Can you talk a little bit about the two oyster beers, especially for those of us who have never had a beer brewed with oysters?
Most people wonder when they hear “oyster stout,” is it slimy and gross? Nope, it’s most like sea salt chocolate candy. It’s amazing. The oysters bring a sense of salinity and minerality. We use oatmeal stout as a base. The roasted malts we use evoke a robust chocolate flavor without adding actual chocolate. Combined with the salinity from the oysters, you get that salted chocolate candy effect.
And then in the spring, we have our oyster gose. A gose is a German-style sour, traditionally low in alcohol and high in sea salt already, so we thought it was perfect to double down on that concept. It’s a different experience, a lighter beer that’s a bit salty. It’s an awesome summer beer, and the saltiness makes people want to go grab another one.
What can people look forward to when it comes to the Ross Brewing taproom?
We’re right on the water, so boats can come up and do dock-and-drink. In New Jersey we can’t serve food...but we’ll have food trucks on site. It’s a beautiful dock, and the tasting room is two stories, with skyline views of Staten Island, Manhattan, Coney Island, and the Rockaways. It’s really great views, all overlooking the harbor. And there’s plenty of room for us and even for future expansion. There are two great outdoor beer gardens, one out back on the water and one in the front. And, we’re located inside a working seafood co-op that’s been there for 100 years. We can buy our oysters for our oyster stout right there. We’re working around the clock to get everything ready and we’re on the path to open before this year is over.
What are you most excited about in the coming months and even years for the brewery?
This is easy for me to say and it’s true. This has been a multiple year journey starting in my kitchen and then my garage, even further back to my pubs. Finding a place, having to find another place, our construction getting delayed, the pandemic, team members getting Covid, supply scarcity, natural disasters, hurricanes--it would be crazy to say I’m most excited about anything else than opening the brewery. I’m so excited to share this with more people...We’ve got a large capacity to welcome a lot of people who want to share our vision of what a brewery can be.
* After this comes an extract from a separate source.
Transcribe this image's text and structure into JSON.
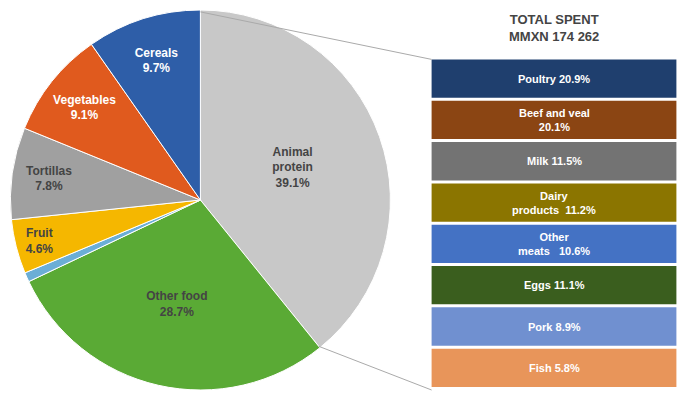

And then after the brewery has opened, I’m excited to continue our mission for sustainability. We have amazing ideas for rainwater-gathering cisterns, for covering surfaces with solar panels, for a living garden on the building that can help keep the temperatures down, which means less air conditioning, which means less burning fossil fuels. Not every idea can be implemented on opening day, it’s going to be a journey. But I’m excited about it. We have such a great team, I pitch these ideas and I think they’ll tell me I’m nuts, but no, they rally around it and contribute even bigger ideas.
And finally, I’m excited to share our latest round of beers coming out. In the winter, we always do our Passaic Porter, a honey vanilla chocolate porter at 6%, and our Iceboat Winter Warmer, a 10% spiced winter warmer.